Był gotów przełożyć wszystko do przezroczystej żółtej siatki, których wala się miliony po całym mieszkaniu, zupełnie jakby matka je kolekcjonowała. Jakby tysiąc tysięcy siatek miałby się komuś przydać. Trzymana reklamówka miała większą pojemność od standardowych ze sklepu od przemiłej baby i mogła wzbudzić podejrzenia. Podejrzenia i niechcianą, niepotrzebną i denną dyskusję na temat „czemu tamten sklep, a nie ten”. A przecież miał za dziesięć minut autobus. Paranoja. Gdyby ktoś patrzył właśnie na niego z góry, z pewnością zlitowałby się nad jego dolą.

„Jak będę się śpieszył – będzie się czepiać. Jak za szybko wyjdę – będzie się czepiać. Kurwa, nawet jak nie wypakuję wszystkiego w odpowiedniej kolejności pod jej nos to też będzie się czepiać”.

Był bezsilny. W kropce. W sytuacji bez wyjścia. Skazany na niepowodzenie. Wszedł jak najwolniej potrafił, wykonał cały codzienny obrządek wyjmowania zakupów na stół, podsunął pod nos paczkę fajek i po trochu zaczął się wycofywać. Zostało jakieś osiem minut.

Potknął się ostrożnie drepcząc do tyłu. Zahaczył nogą o wiklinowy koszyk stojący przy samym wejściu i czekający tylko aż ktoś go kopnie.

„No to mam przejebane”.

– Uważaj, bo pozbijasz słoiki! – drgnęła matka i powróciła po chwili do pierwotnej statycznej formy.

Słoiki były pod stołem kuchennym, dobry metr dalej od koszyka.

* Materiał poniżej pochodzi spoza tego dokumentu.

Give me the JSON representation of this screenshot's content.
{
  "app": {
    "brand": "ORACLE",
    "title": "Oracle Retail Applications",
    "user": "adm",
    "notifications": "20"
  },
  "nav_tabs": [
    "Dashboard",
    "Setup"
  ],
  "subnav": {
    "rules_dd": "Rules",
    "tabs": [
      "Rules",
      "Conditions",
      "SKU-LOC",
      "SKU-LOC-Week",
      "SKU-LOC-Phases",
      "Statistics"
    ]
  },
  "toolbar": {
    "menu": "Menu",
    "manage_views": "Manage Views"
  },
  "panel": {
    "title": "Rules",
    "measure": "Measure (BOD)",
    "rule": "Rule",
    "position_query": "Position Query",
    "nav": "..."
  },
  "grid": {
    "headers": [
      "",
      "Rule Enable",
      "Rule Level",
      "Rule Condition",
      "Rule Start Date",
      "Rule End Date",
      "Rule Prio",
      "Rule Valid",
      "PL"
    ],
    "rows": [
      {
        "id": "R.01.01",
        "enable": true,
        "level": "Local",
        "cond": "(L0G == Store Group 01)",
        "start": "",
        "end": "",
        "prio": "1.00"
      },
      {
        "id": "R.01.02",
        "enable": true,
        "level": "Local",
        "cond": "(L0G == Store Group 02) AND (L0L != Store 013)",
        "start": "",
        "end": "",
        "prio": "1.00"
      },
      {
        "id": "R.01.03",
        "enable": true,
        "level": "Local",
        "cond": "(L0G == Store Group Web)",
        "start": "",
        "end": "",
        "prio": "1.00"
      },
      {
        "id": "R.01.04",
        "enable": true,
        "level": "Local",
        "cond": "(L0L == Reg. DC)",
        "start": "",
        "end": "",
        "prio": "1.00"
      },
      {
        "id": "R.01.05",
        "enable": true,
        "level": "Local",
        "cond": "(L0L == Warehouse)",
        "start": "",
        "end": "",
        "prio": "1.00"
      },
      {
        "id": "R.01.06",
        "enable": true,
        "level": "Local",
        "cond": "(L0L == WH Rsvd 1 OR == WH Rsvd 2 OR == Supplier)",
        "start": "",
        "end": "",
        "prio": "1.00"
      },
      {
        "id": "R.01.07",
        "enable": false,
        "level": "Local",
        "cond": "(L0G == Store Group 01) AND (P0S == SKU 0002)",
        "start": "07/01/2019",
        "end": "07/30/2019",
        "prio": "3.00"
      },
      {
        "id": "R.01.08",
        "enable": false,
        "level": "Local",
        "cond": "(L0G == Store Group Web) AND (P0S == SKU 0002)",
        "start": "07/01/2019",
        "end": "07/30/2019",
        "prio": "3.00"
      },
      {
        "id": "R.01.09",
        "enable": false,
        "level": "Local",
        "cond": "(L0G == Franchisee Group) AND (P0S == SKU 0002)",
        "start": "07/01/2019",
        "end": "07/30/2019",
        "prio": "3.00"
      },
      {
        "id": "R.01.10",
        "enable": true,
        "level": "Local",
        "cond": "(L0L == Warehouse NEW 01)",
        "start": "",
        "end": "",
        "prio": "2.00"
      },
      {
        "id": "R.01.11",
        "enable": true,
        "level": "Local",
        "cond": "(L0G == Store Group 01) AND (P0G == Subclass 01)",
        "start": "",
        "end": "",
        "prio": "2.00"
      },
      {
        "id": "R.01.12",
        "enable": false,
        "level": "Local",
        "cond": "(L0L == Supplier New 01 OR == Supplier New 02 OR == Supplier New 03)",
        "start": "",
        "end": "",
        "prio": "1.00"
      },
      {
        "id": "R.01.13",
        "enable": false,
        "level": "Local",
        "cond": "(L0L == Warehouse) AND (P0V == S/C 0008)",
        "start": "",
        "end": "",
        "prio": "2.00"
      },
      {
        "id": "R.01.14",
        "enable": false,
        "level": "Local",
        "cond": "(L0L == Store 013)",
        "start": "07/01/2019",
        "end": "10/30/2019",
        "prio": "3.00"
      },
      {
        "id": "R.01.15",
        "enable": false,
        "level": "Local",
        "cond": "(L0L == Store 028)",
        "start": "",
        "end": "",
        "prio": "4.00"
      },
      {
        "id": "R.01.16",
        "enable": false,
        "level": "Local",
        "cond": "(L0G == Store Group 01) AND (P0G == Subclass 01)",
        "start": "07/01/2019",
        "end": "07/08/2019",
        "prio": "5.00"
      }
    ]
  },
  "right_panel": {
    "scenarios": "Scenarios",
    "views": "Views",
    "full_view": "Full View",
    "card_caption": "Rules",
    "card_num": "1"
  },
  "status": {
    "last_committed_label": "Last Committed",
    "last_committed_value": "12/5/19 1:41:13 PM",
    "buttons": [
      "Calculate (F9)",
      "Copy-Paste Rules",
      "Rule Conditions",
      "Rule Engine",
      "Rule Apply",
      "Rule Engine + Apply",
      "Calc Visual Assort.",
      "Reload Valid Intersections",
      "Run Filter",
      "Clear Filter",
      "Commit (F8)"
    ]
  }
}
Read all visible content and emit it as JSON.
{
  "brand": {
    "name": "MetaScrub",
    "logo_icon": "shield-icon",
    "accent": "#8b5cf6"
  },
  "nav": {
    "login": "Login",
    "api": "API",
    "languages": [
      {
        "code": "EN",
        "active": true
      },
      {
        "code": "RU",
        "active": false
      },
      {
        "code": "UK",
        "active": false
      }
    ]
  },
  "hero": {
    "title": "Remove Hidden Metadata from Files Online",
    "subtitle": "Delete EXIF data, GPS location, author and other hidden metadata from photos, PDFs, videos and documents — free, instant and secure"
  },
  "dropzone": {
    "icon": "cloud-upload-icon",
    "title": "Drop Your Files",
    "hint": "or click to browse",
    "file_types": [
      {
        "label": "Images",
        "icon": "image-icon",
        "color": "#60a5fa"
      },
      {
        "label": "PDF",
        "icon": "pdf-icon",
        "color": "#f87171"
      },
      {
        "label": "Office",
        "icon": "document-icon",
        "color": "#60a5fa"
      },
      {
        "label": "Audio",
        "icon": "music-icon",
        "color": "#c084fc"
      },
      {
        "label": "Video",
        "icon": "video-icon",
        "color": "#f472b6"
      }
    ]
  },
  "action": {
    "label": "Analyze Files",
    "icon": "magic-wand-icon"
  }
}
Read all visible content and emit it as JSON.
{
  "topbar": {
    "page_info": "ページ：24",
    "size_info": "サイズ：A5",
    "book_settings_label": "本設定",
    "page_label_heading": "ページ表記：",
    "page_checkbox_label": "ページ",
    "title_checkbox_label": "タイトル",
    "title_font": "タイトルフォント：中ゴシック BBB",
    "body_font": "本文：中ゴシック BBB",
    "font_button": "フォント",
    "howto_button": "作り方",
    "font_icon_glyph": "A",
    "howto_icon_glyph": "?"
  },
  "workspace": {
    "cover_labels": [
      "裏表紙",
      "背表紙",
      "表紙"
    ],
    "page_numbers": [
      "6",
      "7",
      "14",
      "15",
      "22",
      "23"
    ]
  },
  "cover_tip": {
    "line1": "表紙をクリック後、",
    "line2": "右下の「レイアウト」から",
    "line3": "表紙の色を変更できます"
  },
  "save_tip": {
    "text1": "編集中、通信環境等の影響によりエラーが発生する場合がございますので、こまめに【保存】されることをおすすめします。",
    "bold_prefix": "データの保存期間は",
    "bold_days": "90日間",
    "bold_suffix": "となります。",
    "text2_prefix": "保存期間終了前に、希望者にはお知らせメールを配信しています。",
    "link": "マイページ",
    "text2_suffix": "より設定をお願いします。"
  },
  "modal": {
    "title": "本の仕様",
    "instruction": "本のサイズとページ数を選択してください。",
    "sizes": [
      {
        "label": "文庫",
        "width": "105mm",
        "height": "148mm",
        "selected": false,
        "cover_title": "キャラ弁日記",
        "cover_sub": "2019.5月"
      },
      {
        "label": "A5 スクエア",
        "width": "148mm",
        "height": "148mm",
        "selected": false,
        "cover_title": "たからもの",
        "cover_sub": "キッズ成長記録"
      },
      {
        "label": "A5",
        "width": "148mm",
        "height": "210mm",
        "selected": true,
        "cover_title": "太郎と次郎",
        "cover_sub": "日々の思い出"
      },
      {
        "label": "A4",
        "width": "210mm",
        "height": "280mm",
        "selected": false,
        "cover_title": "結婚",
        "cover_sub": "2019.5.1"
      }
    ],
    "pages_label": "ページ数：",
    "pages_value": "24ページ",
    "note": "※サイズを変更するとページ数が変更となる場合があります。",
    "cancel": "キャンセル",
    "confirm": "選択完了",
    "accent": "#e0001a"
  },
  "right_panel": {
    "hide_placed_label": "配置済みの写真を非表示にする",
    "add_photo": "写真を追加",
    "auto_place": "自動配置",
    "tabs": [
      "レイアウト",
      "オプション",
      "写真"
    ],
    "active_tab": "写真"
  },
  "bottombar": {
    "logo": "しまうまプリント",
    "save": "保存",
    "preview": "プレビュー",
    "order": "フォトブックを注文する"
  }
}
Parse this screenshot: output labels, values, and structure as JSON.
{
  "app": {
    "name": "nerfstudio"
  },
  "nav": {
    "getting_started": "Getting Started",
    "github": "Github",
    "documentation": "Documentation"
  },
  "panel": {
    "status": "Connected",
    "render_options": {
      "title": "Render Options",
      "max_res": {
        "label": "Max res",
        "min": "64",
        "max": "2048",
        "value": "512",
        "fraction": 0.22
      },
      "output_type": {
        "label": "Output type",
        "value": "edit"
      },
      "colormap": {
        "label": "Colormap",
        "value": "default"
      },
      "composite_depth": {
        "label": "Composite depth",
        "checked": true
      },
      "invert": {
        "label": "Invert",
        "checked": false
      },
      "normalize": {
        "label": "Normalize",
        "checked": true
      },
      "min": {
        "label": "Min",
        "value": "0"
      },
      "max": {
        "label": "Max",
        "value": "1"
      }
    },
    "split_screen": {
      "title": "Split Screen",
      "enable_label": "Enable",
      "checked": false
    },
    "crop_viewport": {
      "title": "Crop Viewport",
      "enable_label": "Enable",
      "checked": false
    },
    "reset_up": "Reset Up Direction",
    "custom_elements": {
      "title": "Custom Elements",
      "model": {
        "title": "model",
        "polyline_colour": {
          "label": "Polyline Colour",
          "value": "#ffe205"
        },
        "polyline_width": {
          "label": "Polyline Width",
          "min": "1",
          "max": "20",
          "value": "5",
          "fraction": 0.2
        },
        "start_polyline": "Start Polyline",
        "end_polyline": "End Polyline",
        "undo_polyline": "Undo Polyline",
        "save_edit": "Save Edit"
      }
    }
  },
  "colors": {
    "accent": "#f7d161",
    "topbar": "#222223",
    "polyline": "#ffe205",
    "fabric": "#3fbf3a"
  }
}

Nawet jakby kopnął go z całym impetem, to i tak słoiki pozostałyby nienaruszone. Absurd, jakich przeżywał miliony dziennie. Wiedział, że to nie koniec konwersacji, po prostu stara zbierała siły i myślała nad jakimś poważnym zarzutem skierowanym w jego stronę. Oczywiście z dupy wyjętym.

– Śpieszy ci się gdzieś? Prawie wcale cię nie ma w domu, szlajasz się gdzieś jak zwykle! Co ja z tobą mam, zero pożytku. Same problemy, same problemy. Znalazłbyś sobie w końcu jakąś pracę porządną…

Awantura wisiała w powietrzu. Wysłuchał jeszcze kilku zdań na temat swojej beznadziejności i zaczął obmyślać plan ucieczki.

„Wyjdę teraz, zacznie się nieskończone dopytywanie. Wyjdę zaraz, to nie zdążę. Odpowiem coś, będzie że pyskuję i nie szanuję własnej starej. Przeproszę, pomyśli że jestem naćpany.”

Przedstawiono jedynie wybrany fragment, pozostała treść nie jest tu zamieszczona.